En 1937, los dos poetas más leídos, venerados e imitados de la lengua eran ya Lorca y Neruda. Por un lado, la música popular y las deslumbrantes imágenes del Romancero gitano; por otro, el oscuro versolibrismo de Residencia en la tierra, que ahora se estaba convirtiendo en un exaltado versolibrismo militante. Esta hegemonía duraría años. Así lo lamentaría, a comienzos de los años cuarenta, el crítico argentino Ángel José Battistessa. No les costó a “nuestros muchachos” remedar a Lorca: “unos ángeles agitanados, alguna jaca moruna, un ¡ay! de peteneras, con sus cuchillos y sus peces, y ahí estaba el poema”; pero Neruda tampoco les supuso más problemas que “los muy cómodos de la reiteración y el remedo. De la noche a la mañana, bajo el signo profuso y ciertamente sugeridor del poeta chileno, un desasosiego cósmico ha venido a conturbar a estos risueños y despreocupados muchachos y, por largos meses, acaso por este último par de años, todo se les ha vuelto sobresalto visceral o nocturno y solitario planeo del alma”.

Oscar Castro
Carlos Préndez Saldías
Para una generación joven de poetas chilenos, que crecían bajo la sombra de Neruda y los otros grandes vanguardistas, Lorca el romancista y los romances de la guerra eran un modelo más seductor, mucho más liberador. “García Lorca pasa por Rancagua”, titula Fernando Alegría al apartado de su Poesía chilena del siglo XX dedicado a Oscar Castro, autor del célebre romance “Responso a García Lorca”. Pero Lorca no sólo pasó por Rancagua, sino también por Concepción, donde el joven Gonzalo Rojas publicó su “Romance al poeta muerto”, y por Santiago, donde Jorge Millas escribió su “Memoria romance a Federico García Lorca” y Carlos Préndez Saldías su romance “In memoriam. A Federico García Lorca”.


Gonzalo Rojas
Jorge Millas y Nicanor Parra














EL LEGADO DE LORCA EN PARRA. EL ROMANCE Y EL MONÓLOGO DRAMÁTICO


edición de 1937, preparada en Santiago
por María Zambrano
El más fructífero rescate del romance lorquiano fue, sin embargo, el de Nicanor Parra, que en 1937 publicó Cancionero sin nombre, en el que pretendía –según él mismo ha dicho, en una entrevista con Leónidas Morales– “aplicar a Chile el método que Lorca había hecho suyo en España”. En dos sentidos, esta chilenización del “método” de Lorca llegó más allá de una simple reiteración del léxico del granadino, de las alusiones a los ángeles, la luna, el nácar y las dalias. Para empezar, el éxito de Romancero gitano significó una dignificación, en el ámbito de la poesía culta, de una forma popular y legitimaba algo que sería una de las grandes conquistas de Parra: el cuestionamiento, en el campo intelectual chileno, de la frontera que dividía –de manera tajante– la poesía popular de la poesía culta. Cancionero sin nombre, en sí, es ya una especie de fusión entre el romance lorquiano y la tradición oral chilena, pero el alcance de esta legitimación es duradero en Parra. Sin el precedente de Lorca es difícil imaginar, por ejemplo, que un libro como La cueca larga (1958) conviviera en el canon, en términos de igualdad, con los libros de “antipoemas”.

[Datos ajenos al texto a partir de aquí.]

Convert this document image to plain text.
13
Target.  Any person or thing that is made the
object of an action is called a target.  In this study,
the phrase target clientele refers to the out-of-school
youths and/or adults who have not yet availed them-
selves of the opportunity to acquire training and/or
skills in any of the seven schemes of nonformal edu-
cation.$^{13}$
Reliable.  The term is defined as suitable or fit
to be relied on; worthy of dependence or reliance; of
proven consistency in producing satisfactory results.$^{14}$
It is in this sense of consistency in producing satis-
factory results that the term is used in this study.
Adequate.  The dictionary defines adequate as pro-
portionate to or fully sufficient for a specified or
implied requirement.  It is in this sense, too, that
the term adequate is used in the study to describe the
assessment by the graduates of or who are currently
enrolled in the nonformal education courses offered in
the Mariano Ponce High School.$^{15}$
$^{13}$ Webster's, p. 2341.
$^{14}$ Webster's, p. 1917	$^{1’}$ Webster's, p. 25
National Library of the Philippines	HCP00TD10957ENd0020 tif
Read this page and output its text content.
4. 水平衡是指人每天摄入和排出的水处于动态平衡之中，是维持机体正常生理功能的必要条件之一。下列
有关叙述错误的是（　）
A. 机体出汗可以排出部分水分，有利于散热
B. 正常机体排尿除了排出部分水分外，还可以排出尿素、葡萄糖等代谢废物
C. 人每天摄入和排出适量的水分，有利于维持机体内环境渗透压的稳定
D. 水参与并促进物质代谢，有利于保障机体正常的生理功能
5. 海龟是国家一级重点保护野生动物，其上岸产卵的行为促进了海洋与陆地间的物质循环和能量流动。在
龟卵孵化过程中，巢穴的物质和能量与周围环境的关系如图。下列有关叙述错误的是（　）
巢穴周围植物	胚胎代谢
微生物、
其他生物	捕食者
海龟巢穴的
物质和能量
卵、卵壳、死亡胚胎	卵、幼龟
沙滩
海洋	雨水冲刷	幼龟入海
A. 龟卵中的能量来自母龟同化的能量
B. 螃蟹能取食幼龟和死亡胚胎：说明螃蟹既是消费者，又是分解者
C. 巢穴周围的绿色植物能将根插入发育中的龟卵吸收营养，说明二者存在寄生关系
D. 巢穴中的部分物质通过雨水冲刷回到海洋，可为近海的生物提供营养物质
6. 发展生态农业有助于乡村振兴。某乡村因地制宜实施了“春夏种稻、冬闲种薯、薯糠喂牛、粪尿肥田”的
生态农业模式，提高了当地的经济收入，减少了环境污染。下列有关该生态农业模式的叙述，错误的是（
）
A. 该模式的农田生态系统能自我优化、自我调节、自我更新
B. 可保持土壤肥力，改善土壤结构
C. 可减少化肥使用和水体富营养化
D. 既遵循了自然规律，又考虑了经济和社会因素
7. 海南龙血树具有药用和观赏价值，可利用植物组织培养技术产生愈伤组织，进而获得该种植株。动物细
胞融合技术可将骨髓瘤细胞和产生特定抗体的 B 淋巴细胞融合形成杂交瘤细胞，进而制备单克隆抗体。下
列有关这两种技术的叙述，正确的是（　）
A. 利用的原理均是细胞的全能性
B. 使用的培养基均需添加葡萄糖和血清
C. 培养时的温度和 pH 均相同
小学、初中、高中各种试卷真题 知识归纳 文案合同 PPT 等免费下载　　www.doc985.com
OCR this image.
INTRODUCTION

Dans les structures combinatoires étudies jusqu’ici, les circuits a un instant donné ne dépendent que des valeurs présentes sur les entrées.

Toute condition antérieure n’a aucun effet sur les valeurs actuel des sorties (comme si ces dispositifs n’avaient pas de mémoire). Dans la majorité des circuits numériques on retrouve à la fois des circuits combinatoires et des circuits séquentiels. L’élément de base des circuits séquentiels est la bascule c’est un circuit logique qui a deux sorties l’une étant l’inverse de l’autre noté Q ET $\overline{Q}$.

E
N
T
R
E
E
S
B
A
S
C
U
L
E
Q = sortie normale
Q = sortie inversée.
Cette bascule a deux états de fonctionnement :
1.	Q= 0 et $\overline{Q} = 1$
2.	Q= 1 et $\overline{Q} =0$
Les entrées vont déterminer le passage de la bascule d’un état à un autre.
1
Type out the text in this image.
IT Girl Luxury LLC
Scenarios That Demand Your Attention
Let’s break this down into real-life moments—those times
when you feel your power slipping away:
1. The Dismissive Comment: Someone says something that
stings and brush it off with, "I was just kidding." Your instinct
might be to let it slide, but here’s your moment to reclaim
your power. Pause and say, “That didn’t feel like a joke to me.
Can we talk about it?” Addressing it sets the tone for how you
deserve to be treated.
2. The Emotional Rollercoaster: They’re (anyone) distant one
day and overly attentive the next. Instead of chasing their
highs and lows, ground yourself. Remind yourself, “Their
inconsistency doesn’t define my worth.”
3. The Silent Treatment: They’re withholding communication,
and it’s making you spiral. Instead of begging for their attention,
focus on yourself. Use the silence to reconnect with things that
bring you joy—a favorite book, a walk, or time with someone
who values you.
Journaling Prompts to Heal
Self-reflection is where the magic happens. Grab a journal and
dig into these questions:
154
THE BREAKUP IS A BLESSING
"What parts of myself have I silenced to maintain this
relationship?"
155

El segundo aspecto del “método” lorquiano nos remite, otra vez, a la máscara. Un artefacto de Parra de 1972 dice: “Cuándo van a entender / Estos son parlamentos dramáticos / Estos no son pronunciamientos políticos”. Los que hablan en la antipoesía no son el autor: son personajes, o versiones enmascaradas del autor. Es algo en el que ha seguido insistiendo el poeta, sobre todo a raíz de su incursión en el mundo de Shakespeare. “No hay que tomar las declaraciones que aparecen en los Antipoemas como ideas suscritas por el autor”, dijo en 1990; “No hay que tomar las locuras del rey Lear por locuras de Shakespeare. La antipoesía es un parlamento dramático y por él circulan libremente variados personajes, diferentes voces”. En Neruda, el yo poético y el autor implícito hablan juntos siempre: aunque el lenguaje se vuelva opaco, aunque la comunicación con el lector se complique, aunque el recitador se oculte detrás de una máscara, no se desautoriza nunca al hablante. En Parra, en cambio, el empleo sistemático del “monólogo dramático” hace que los hablantes estén expuestos a una desautorización constante por parte del autor implícito. Me refiero a esa reacción básica del lector, cuando siente que el autor no puede estar de acuerdo con lo que dice este sujeto. En tales circunstancias, el lector deja de ser cautivo, no puede permanecer pasivo, está frente a dos puntos de vista, el del hablante y el del autor implícito; dos, en realidad tres puntos de vista, si tomamos en cuenta al interlocutor silencioso, dentro del poema, al que suele dirigirse el personaje de turno. En The Poetry of Experience, su estudio del monólogo dramático en la poesía anglosajona, Robert Langbaum analizó el conflicto esencial de “sympathy versus judgement” que suscitaba esta forma poética, el efecto ambivalente creado en el lector de identificación o empatía con el yo del poema pero a la vez de distancia crítica y enjuiciamiento. Los monólogos dramáticos de Parra sacuden al lector, por primera vez en la poesía chilena, de su estado de pasividad y le obligan a tomar partido, a enjuiciar. La “pasión crítica” de la modernidad se instala en el lector a partir de los monólogos dramáticos de Parra, de manera muy evidente en poemas como “El peregrino” de Poemas y antipoemas, destacadamente en los Sermones y prédicas del Cristo de Elqui, y de manera deliciosamente ambivalente en los Discursos de sobremesa.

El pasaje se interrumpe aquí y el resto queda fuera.